China plans to widen market access for medical care, education, elderly care, culture, sports and other social undertakings.
An array of new policies will soon be issued to enable a bigger role for private investment in the social sectors. The measures were approved on Feb 22 at the State Council’s executive meeting, chaired by Premier Li Keqiang.
The year 2016 saw China’s continuing efforts in boosting private investment. The new regulation is the latest push to channel investments to particular sectors where new economic drivers are burgeoning.
More private investment in education, medical care, sports, culture and entertainment sectors will greatly diversify service supplies, which is also part of the country’s supply-side economic reform.
“China’s economic and social development are still progressing unevenly, with weak links mainly in areas like the service sector. It is necessary to boost development from the supply side in order to meet growing public demand,” Premier Li said.
He stressed the country still has huge potential in investment in the social sector.
A set of support policies will come out to boost investment in the social sector, which was decided at the meeting.
Private investors will be encouraged to work with the government in areas of medical care, nursing homes for the elderly, education, culture and sports, with corresponding administrative services being streamlined.
Public Private Partnerships (PPP) will be widely encouraged. The government also encourages setting up investment funds based on private investment.
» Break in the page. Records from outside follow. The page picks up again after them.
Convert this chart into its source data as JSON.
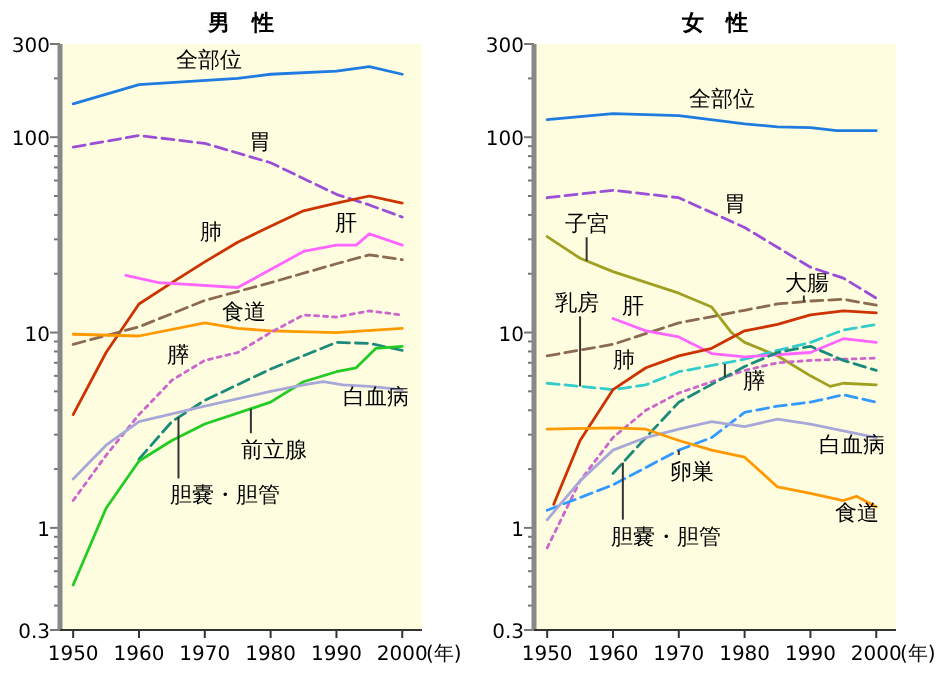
{
  "chart_data": [
    {
      "type": "line",
      "title": "男　性",
      "xlabel": "(年)",
      "log": "y",
      "xlim": [
        1948,
        2003
      ],
      "ylim": [
        0.3,
        300
      ],
      "xticks": [
        1950,
        1960,
        1970,
        1980,
        1990,
        2000
      ],
      "yticks": [
        0.3,
        {
          "value": 0.4,
          "label": null
        },
        {
          "value": 0.5,
          "label": null
        },
        {
          "value": 0.6,
          "label": null
        },
        {
          "value": 0.7,
          "label": null
        },
        {
          "value": 0.8,
          "label": null
        },
        {
          "value": 0.9,
          "label": null
        },
        1,
        {
          "value": 2,
          "label": null
        },
        {
          "value": 3,
          "label": null
        },
        {
          "value": 4,
          "label": null
        },
        {
          "value": 5,
          "label": null
        },
        {
          "value": 6,
          "label": null
        },
        {
          "value": 7,
          "label": null
        },
        {
          "value": 8,
          "label": null
        },
        {
          "value": 9,
          "label": null
        },
        10,
        {
          "value": 20,
          "label": null
        },
        {
          "value": 30,
          "label": null
        },
        {
          "value": 40,
          "label": null
        },
        {
          "value": 50,
          "label": null
        },
        {
          "value": 60,
          "label": null
        },
        {
          "value": 70,
          "label": null
        },
        {
          "value": 80,
          "label": null
        },
        {
          "value": 90,
          "label": null
        },
        100,
        {
          "value": 200,
          "label": null
        },
        300
      ],
      "series": [
        {
          "name": "全部位",
          "color": "#1e7be0",
          "line_style": "solid",
          "x": [
            1950,
            1960,
            1975,
            1980,
            1990,
            1995,
            2000
          ],
          "values": [
            148,
            186,
            200,
            210,
            218,
            230,
            210
          ]
        },
        {
          "name": "胃",
          "color": "#9b4fd6",
          "line_style": "dashed",
          "x": [
            1950,
            1960,
            1970,
            1980,
            1990,
            1995,
            2000
          ],
          "values": [
            89,
            102,
            93,
            74,
            51,
            45,
            39
          ]
        },
        {
          "name": "肺",
          "color": "#cc3300",
          "line_style": "solid",
          "x": [
            1950,
            1955,
            1960,
            1965,
            1970,
            1975,
            1980,
            1985,
            1990,
            1995,
            2000
          ],
          "values": [
            3.8,
            7.9,
            14,
            18,
            23,
            29,
            35,
            42,
            46,
            50,
            46
          ]
        },
        {
          "name": "肝",
          "color": "#ff66ff",
          "line_style": "solid",
          "x": [
            1958,
            1963,
            1975,
            1980,
            1985,
            1990,
            1993,
            1995,
            2000
          ],
          "values": [
            19.6,
            18,
            17,
            21,
            26,
            28,
            28,
            32,
            28
          ]
        },
        {
          "color": "#8b6a50",
          "line_style": "dashed",
          "x": [
            1950,
            1960,
            1970,
            1980,
            1990,
            1995,
            2000
          ],
          "values": [
            8.7,
            10.7,
            14.6,
            18,
            22.5,
            25,
            23.6
          ]
        },
        {
          "name": "食道",
          "color": "#ff9900",
          "line_style": "solid",
          "x": [
            1950,
            1960,
            1970,
            1975,
            1980,
            1990,
            2000
          ],
          "values": [
            9.8,
            9.6,
            11.2,
            10.5,
            10.2,
            10,
            10.5
          ]
        },
        {
          "name": "膵",
          "color": "#cc66cc",
          "line_style": "dotted",
          "x": [
            1950,
            1955,
            1960,
            1965,
            1970,
            1975,
            1980,
            1985,
            1990,
            1995,
            2000
          ],
          "values": [
            1.38,
            2.35,
            3.8,
            5.7,
            7.2,
            7.9,
            10,
            12.3,
            12,
            12.9,
            12.3
          ]
        },
        {
          "name": "胆嚢・胆管",
          "color": "#1a8a7a",
          "line_style": "dashed",
          "x": [
            1960,
            1965,
            1970,
            1980,
            1990,
            1995,
            2000
          ],
          "values": [
            2.25,
            3.5,
            4.5,
            6.5,
            8.9,
            8.8,
            8.1
          ]
        },
        {
          "name": "前立腺",
          "color": "#22cc22",
          "line_style": "solid",
          "x": [
            1950,
            1955,
            1960,
            1965,
            1970,
            1980,
            1985,
            1990,
            1993,
            1996,
            2000
          ],
          "values": [
            0.51,
            1.26,
            2.2,
            2.8,
            3.4,
            4.4,
            5.6,
            6.3,
            6.6,
            8.3,
            8.5
          ]
        },
        {
          "name": "白血病",
          "color": "#a8a8d8",
          "line_style": "solid",
          "x": [
            1950,
            1955,
            1960,
            1970,
            1980,
            1985,
            1988,
            1991,
            1995,
            2000
          ],
          "values": [
            1.78,
            2.65,
            3.5,
            4.2,
            5.0,
            5.4,
            5.6,
            5.4,
            5.3,
            5.1
          ]
        }
      ]
    },
    {
      "type": "line",
      "title": "女　性",
      "xlabel": "(年)",
      "log": "y",
      "xlim": [
        1948,
        2003
      ],
      "ylim": [
        0.3,
        300
      ],
      "xticks": [
        1950,
        1960,
        1970,
        1980,
        1990,
        2000
      ],
      "yticks": [
        0.3,
        {
          "value": 0.4,
          "label": null
        },
        {
          "value": 0.5,
          "label": null
        },
        {
          "value": 0.6,
          "label": null
        },
        {
          "value": 0.7,
          "label": null
        },
        {
          "value": 0.8,
          "label": null
        },
        {
          "value": 0.9,
          "label": null
        },
        1,
        {
          "value": 2,
          "label": null
        },
        {
          "value": 3,
          "label": null
        },
        {
          "value": 4,
          "label": null
        },
        {
          "value": 5,
          "label": null
        },
        {
          "value": 6,
          "label": null
        },
        {
          "value": 7,
          "label": null
        },
        {
          "value": 8,
          "label": null
        },
        {
          "value": 9,
          "label": null
        },
        10,
        {
          "value": 20,
          "label": null
        },
        {
          "value": 30,
          "label": null
        },
        {
          "value": 40,
          "label": null
        },
        {
          "value": 50,
          "label": null
        },
        {
          "value": 60,
          "label": null
        },
        {
          "value": 70,
          "label": null
        },
        {
          "value": 80,
          "label": null
        },
        {
          "value": 90,
          "label": null
        },
        100,
        {
          "value": 200,
          "label": null
        },
        300
      ],
      "series": [
        {
          "name": "全部位",
          "color": "#1e7be0",
          "line_style": "solid",
          "x": [
            1950,
            1960,
            1970,
            1980,
            1985,
            1990,
            1994,
            2000
          ],
          "values": [
            123,
            132,
            129,
            117,
            113,
            112,
            108,
            108
          ]
        },
        {
          "name": "胃",
          "color": "#9b4fd6",
          "line_style": "dashed",
          "x": [
            1950,
            1960,
            1970,
            1980,
            1990,
            1995,
            2000
          ],
          "values": [
            49,
            53.5,
            49,
            34.5,
            21.6,
            19,
            15
          ]
        },
        {
          "name": "子宮",
          "color": "#a0a020",
          "line_style": "solid",
          "x": [
            1950,
            1955,
            1960,
            1970,
            1975,
            1978,
            1980,
            1985,
            1990,
            1993,
            1995,
            2000
          ],
          "values": [
            31,
            24,
            20.5,
            15.9,
            13.5,
            10,
            8.9,
            7.6,
            6.0,
            5.3,
            5.5,
            5.4
          ]
        },
        {
          "name": "大腸",
          "color": "#8b6a50",
          "line_style": "dashed",
          "x": [
            1950,
            1960,
            1970,
            1980,
            1985,
            1990,
            1995,
            2000
          ],
          "values": [
            7.6,
            8.7,
            11.2,
            13,
            14,
            14.5,
            14.8,
            13.8
          ]
        },
        {
          "name": "乳房",
          "color": "#33cccc",
          "line_style": "dashed",
          "x": [
            1950,
            1955,
            1960,
            1965,
            1970,
            1980,
            1985,
            1990,
            1995,
            2000
          ],
          "values": [
            5.5,
            5.3,
            5.1,
            5.4,
            6.3,
            7.3,
            8.1,
            8.9,
            10.3,
            11
          ]
        },
        {
          "name": "肝",
          "color": "#ff66ff",
          "line_style": "solid",
          "x": [
            1960,
            1965,
            1970,
            1975,
            1980,
            1990,
            1995,
            2000
          ],
          "values": [
            11.8,
            10.2,
            9.5,
            7.8,
            7.5,
            7.9,
            9.3,
            8.9
          ]
        },
        {
          "name": "肺",
          "color": "#cc3300",
          "line_style": "solid",
          "x": [
            1951,
            1955,
            1960,
            1965,
            1970,
            1975,
            1980,
            1985,
            1990,
            1995,
            2000
          ],
          "values": [
            1.32,
            2.8,
            5.1,
            6.6,
            7.6,
            8.3,
            10.2,
            11,
            12.3,
            12.9,
            12.6
          ]
        },
        {
          "name": "膵",
          "color": "#cc66cc",
          "line_style": "dotted",
          "x": [
            1950,
            1955,
            1960,
            1965,
            1970,
            1980,
            1985,
            1990,
            2000
          ],
          "values": [
            0.79,
            1.74,
            2.9,
            4.0,
            4.9,
            6.4,
            7.0,
            7.2,
            7.4
          ]
        },
        {
          "name": "胆嚢・胆管",
          "color": "#1a8a7a",
          "line_style": "dashed",
          "x": [
            1960,
            1965,
            1970,
            1980,
            1985,
            1990,
            1995,
            2000
          ],
          "values": [
            1.9,
            2.9,
            4.4,
            6.7,
            7.9,
            8.5,
            7.2,
            6.4
          ]
        },
        {
          "name": "卵巣",
          "color": "#3399ff",
          "line_style": "dashed",
          "x": [
            1950,
            1960,
            1970,
            1975,
            1980,
            1985,
            1990,
            1995,
            2000
          ],
          "values": [
            1.23,
            1.66,
            2.5,
            2.9,
            3.9,
            4.2,
            4.4,
            4.8,
            4.4
          ]
        },
        {
          "name": "白血病",
          "color": "#a8a8d8",
          "line_style": "solid",
          "x": [
            1950,
            1955,
            1960,
            1965,
            1970,
            1975,
            1980,
            1985,
            1990,
            2000
          ],
          "values": [
            1.1,
            1.74,
            2.5,
            2.9,
            3.2,
            3.5,
            3.3,
            3.6,
            3.4,
            2.9
          ]
        },
        {
          "name": "食道",
          "color": "#ff9900",
          "line_style": "solid",
          "x": [
            1950,
            1960,
            1965,
            1970,
            1975,
            1980,
            1985,
            1990,
            1995,
            1997,
            2000
          ],
          "values": [
            3.2,
            3.25,
            3.2,
            2.8,
            2.5,
            2.3,
            1.62,
            1.5,
            1.38,
            1.45,
            1.28
          ]
        }
      ]
    }
  ]
}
Financing channels will also be provided to help micro and small businesses to invest in these sectors. The government also calls for stronger IPR protection as well as a more comprehensive risk-control system compatible with great openness. Favorable policies in land use and relaxed taxation for private investors will be put in place.
Internet Plus will be widely applied in medical care, nursing homes and tourism to balance information sharing and credit rating.
Premier Li stressed that non-essential services, which are still heavily supervised, need to be open to private investment.
He said that the government should attain a better balance between power delegation and regulation with an open mind. Thresholds may be lowered, but the market should still function in an orderly manner.
“Areas with most pressing demand and under most focused attention should be prioritized to deliver tangible results,” Premier Li said.